In the past an integrated module of ERP tended to provide lighter-weight functionality than that provided by separate, so-called “best-of-breed” applications. So there was a clear trade-off between specialized functionality, which came with the added cost and effort of integration. But the capabilities of those built-in ERP modules today often rival or even exceed the capabilities of stand-alone applications. And the connected cloud and other modern technologies have made integration easier. So the trade-off isn’t quite so clear.
We explored this a bit in our 2014 Mint Jutras ERP Solution Study, asking participants about preferences for a suite approach (like NetSuite’s ERP and CRM) or a more specialized solution (like NetSuite’s partnership with AutoDesk for PLM).
It is clear that while there is an overwhelming preference for an integrated solution, most will be cautious about sacrificing functional requirements for ease of integration or for the purposes of having either a single throat to choke or a single back to pat (Figure 1).
Figure 1: Preferences for a Full Suite
This of course puts added pressure on software vendors like NetSuite to continue to innovate and expand their solutions. The easiest way to deliver a seamlessly integrated, expanded solution is to develop it internally, rather than to go shopping for additional features and functions (through acquisition or partnership). Those solution providers that exclusively deliver through a multi-tenant SaaS model will have an advantage in this regard because they maintain a single line of code. NetSuite, for example, delivers two releases a year.
Those that offer only licensed, on-premise solutions, or the same solution through the cloud and on-premise don’t have that luxury. Minimally they will have to maintain multiple releases to accommodate those customers that can’t or won’t upgrade. And very often they offer the software on different operating systems and different databases. Any combination of these increases their support and maintenance efforts exponentially and leaves fewer resources to apply to pure innovation. These vendors are more likely to deliver releases every 12 to 18 months.
Of course acquiring functionality (like NetSuite did with TribeHR for HCM) and even partnering (like NetSuite did with Autodesk for PLM) are options as well, providing the integration is seamless enough. NetSuite has proven that it is capable of delivering on all these different fronts.
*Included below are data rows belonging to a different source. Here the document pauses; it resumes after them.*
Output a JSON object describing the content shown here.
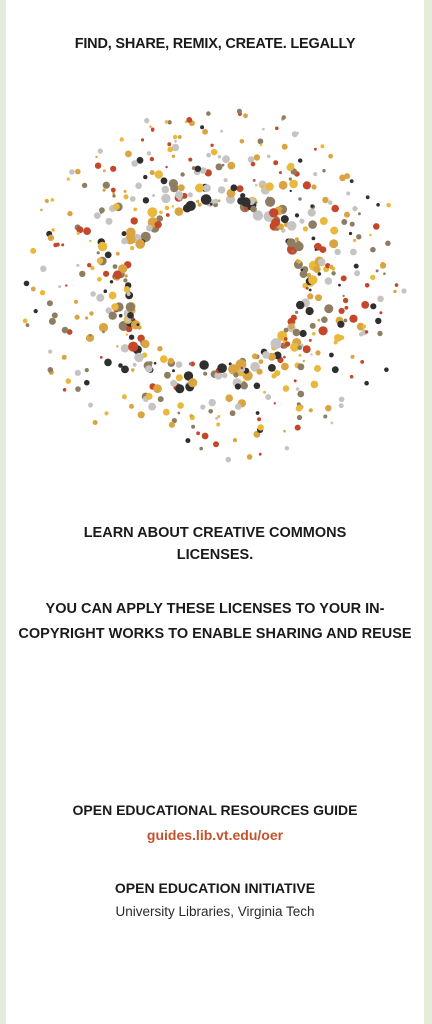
{
  "header": {
    "title": "FIND, SHARE, REMIX, CREATE. LEGALLY"
  },
  "intro": {
    "learn": "LEARN ABOUT CREATIVE COMMONS LICENSES.",
    "apply": "YOU CAN APPLY THESE LICENSES TO YOUR IN-COPYRIGHT WORKS TO ENABLE SHARING AND REUSE"
  },
  "guide": {
    "title": "OPEN EDUCATIONAL RESOURCES GUIDE",
    "link": "guides.lib.vt.edu/oer"
  },
  "initiative": {
    "title": "OPEN EDUCATION INITIATIVE",
    "subtitle": "University Libraries, Virginia Tech"
  },
  "colors": {
    "accent": "#c3532a",
    "page_background": "#e4edd9",
    "dot_palette": [
      "#e8b93b",
      "#c4472a",
      "#2f2f30",
      "#8d7d62",
      "#c5c4c2",
      "#d9a441"
    ]
  }
}
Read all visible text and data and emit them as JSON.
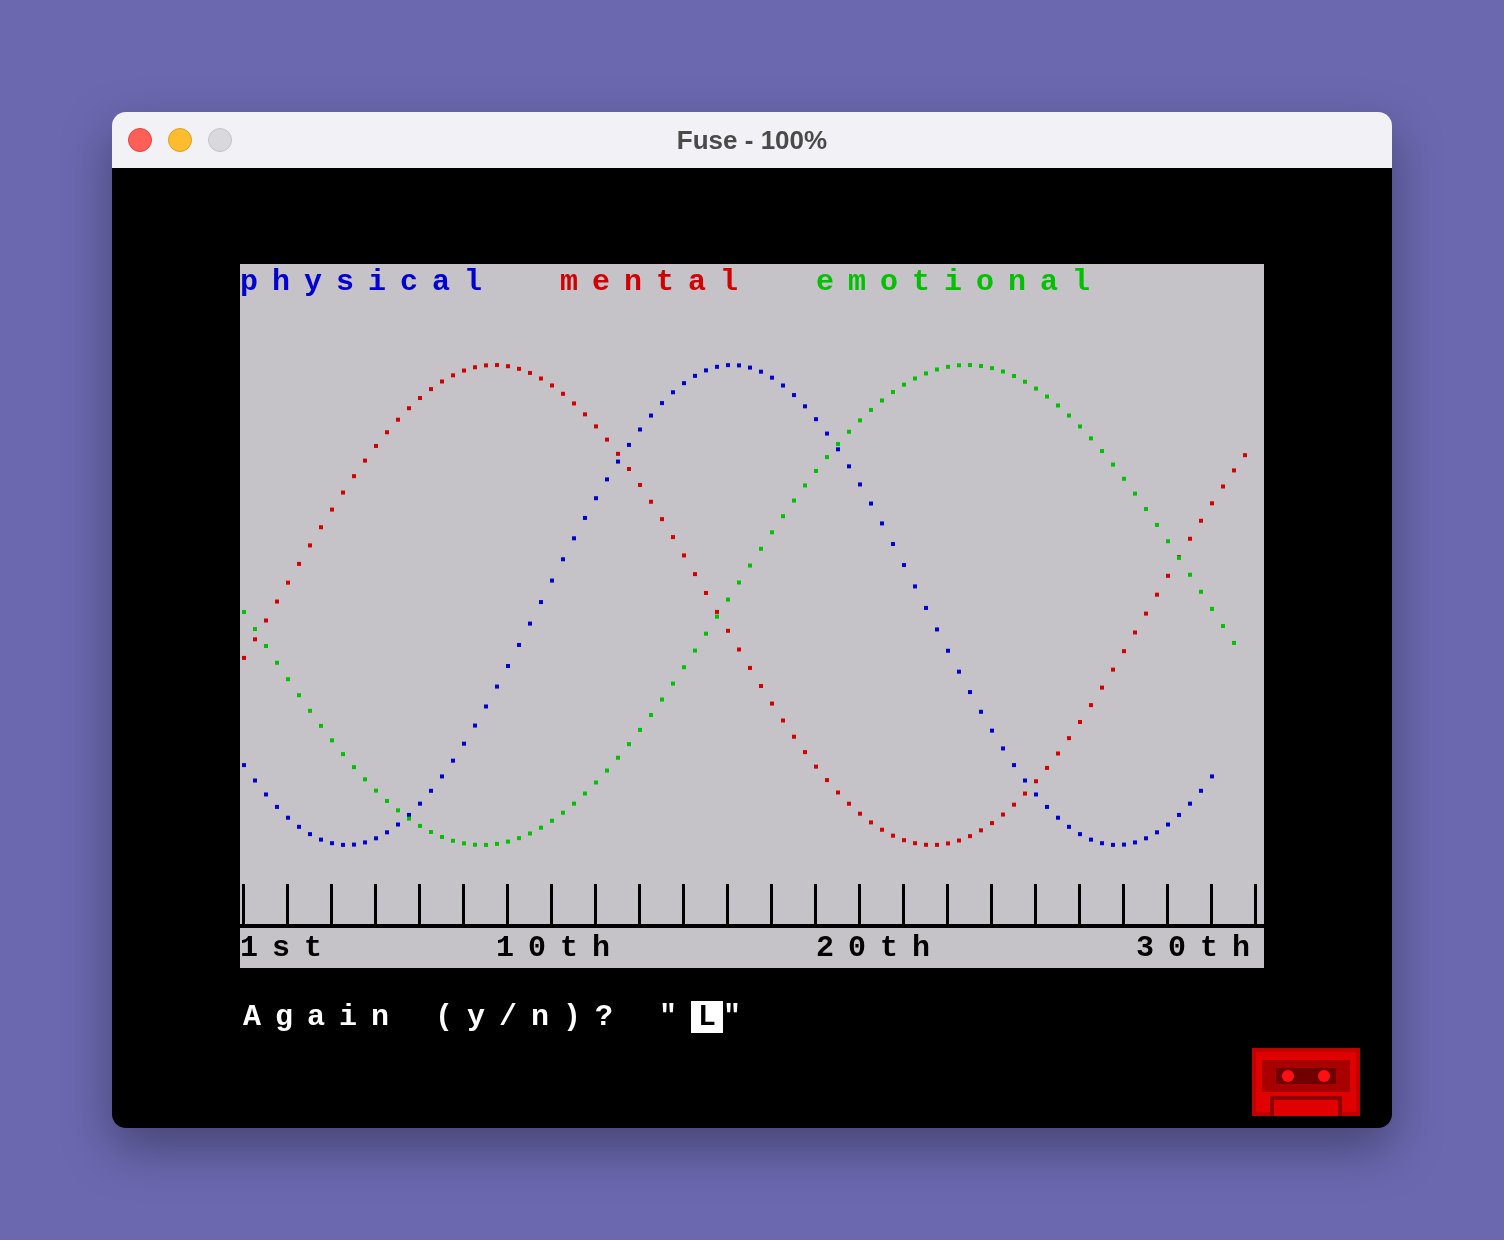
{
  "window": {
    "title": "Fuse - 100%"
  },
  "chart": {
    "legend": [
      {
        "label": "physical",
        "color": "#0000d0"
      },
      {
        "label": "mental",
        "color": "#d00000"
      },
      {
        "label": "emotional",
        "color": "#00c000"
      }
    ],
    "axis_labels": [
      "1st",
      "10th",
      "20th",
      "30th"
    ]
  },
  "prompt": {
    "text": "Again (y/n)? \"",
    "cursor": "L",
    "closing": "\""
  }
}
While vendors and industry observers argue over what to call these solutions, most good business decision-makers tune out to these discussions. Most are more interested in solving business problems than in redefining what we call the solution. The labels we have today: ERP, CRM, PLM, HCM… are all fine as long as we continue to ask and expect more from them. I, for one, am more interested in helping those business leaders better understand the almost limitless possibilities for business transformation, than in coming up with the next new label – or even worse, the next new TLA.